Most databases use SSD for caching the data. The compute-storage separation architecture allows both compute & storage servers (aka page servers) to store the pages in an SSD cache. My team in a cloud database company started encountering a mysterious bug when some of the writes made to these SSD caches went missing occasionally 🤯

What does it mean for a write to go missing? The write gets successfully acknowledged by the database, but a subsequent read returns you a stale value! How do you even find the root cause of such an issue? Is it due to a software bug in compute or page server? Possibly a race condition which handles the SSD IOs? Perhaps a silent data corruption? The layers of complexity in database systems make it so much more difficult to isolate such rare issues.

The first step to deal with any kind of corruption is to detect it. With a corruption detection tool in place, we can know if any replica is mismatching with another, we know it has gone rogue and need a quick way to recover. Since distributed systems often deal with random failures, many modern databases often come with a mechanism to quickly recovery from corruptions, often by fetching the correct data from peer replicas. To detect and recover from corruption in itself is a big engineering challenge. But identifying the root cause of corruptions may lead engineering teams to build more resilient database systems.
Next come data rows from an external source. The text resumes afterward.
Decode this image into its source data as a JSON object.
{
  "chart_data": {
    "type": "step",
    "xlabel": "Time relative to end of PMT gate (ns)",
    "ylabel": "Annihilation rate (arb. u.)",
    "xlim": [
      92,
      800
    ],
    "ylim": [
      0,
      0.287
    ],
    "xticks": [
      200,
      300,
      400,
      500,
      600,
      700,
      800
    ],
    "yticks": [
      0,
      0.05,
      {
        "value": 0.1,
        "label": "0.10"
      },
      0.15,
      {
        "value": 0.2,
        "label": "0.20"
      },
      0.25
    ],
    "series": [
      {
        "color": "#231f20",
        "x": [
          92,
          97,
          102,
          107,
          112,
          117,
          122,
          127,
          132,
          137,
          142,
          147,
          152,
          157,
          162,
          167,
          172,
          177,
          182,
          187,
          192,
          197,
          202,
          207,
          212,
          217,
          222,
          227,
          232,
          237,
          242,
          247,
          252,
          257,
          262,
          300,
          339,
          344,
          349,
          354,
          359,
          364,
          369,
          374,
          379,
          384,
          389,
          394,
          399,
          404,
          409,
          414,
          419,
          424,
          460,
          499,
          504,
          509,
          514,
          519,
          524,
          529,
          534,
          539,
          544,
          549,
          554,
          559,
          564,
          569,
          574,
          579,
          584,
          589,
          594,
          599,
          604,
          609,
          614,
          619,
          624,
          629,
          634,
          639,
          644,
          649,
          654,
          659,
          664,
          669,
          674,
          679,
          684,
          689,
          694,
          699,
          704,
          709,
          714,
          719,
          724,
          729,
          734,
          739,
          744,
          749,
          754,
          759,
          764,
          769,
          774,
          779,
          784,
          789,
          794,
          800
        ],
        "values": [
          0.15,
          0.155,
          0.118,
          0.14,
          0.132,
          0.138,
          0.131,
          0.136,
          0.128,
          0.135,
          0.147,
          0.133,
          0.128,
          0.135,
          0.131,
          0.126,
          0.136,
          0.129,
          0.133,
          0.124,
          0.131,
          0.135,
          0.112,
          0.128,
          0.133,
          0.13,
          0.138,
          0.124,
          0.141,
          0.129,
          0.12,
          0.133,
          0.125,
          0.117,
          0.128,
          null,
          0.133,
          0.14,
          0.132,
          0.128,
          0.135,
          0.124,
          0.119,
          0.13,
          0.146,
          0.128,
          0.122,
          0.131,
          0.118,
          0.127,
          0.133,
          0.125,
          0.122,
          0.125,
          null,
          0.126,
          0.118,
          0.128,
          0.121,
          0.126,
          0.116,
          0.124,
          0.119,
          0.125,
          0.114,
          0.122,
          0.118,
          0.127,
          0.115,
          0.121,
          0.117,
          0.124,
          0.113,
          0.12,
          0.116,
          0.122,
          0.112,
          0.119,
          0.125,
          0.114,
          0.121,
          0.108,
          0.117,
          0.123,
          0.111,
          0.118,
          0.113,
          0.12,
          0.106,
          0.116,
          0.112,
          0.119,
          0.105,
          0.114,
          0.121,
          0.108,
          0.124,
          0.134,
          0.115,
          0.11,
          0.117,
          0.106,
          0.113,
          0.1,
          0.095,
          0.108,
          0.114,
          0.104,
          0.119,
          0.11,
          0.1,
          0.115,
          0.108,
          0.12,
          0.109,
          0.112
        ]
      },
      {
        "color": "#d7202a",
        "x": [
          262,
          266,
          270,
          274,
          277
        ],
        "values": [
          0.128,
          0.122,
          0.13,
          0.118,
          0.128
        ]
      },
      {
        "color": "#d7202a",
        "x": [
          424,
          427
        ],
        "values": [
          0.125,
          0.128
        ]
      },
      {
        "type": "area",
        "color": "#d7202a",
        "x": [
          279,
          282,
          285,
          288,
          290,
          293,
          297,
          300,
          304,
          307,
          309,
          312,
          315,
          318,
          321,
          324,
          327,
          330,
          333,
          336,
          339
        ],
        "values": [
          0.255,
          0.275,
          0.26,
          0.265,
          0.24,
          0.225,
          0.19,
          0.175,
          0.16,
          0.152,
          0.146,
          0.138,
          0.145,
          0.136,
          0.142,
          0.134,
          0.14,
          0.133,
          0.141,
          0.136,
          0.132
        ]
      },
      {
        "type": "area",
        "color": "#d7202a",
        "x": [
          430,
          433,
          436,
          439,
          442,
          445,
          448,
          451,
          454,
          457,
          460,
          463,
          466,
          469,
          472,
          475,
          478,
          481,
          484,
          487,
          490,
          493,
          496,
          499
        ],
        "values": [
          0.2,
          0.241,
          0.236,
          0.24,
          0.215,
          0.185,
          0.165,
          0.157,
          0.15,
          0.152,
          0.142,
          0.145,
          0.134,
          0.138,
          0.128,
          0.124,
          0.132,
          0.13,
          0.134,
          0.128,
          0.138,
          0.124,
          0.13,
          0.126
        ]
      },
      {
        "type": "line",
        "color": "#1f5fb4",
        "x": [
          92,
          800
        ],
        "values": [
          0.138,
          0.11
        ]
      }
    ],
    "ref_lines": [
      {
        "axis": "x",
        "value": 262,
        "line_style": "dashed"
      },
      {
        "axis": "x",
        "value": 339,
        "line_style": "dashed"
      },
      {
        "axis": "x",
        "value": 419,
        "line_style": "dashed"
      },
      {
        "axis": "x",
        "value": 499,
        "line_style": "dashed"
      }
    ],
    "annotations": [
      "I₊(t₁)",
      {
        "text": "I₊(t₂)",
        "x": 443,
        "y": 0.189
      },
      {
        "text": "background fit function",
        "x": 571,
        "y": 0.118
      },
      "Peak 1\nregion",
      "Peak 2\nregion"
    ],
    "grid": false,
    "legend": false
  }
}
In this particular case, the path to find out the root cause was long — collecting every possible aspect in the telemetry, possible time of corruption, number of writes missing, DBs affected, cache state etc. While trying to make sense of the software-level telemetry, we also decided to collect hardware information along with it. To our surprise, all the corruptions occurred on a select few SSD models which were way past out of support (e.g. Samsung PM953 or some similar SSDs). What followed was a collaboration with the hardware team to help them narrow down the exact SSD models and check if other services were facing similar issue with those SSDs. While there are particular metrics for SSD endurance (e.g. DWPD, drive writes per day), it was interesting to see that we observed the corruptions with only specific models deployed by the hardware team. This long battle finally ended when it was confirmed that certain SSD models and firmware combinations were known to experience the missing write issue across multiple services, but since SSDs were already out of support, there was no plan to patch it with a new firmware!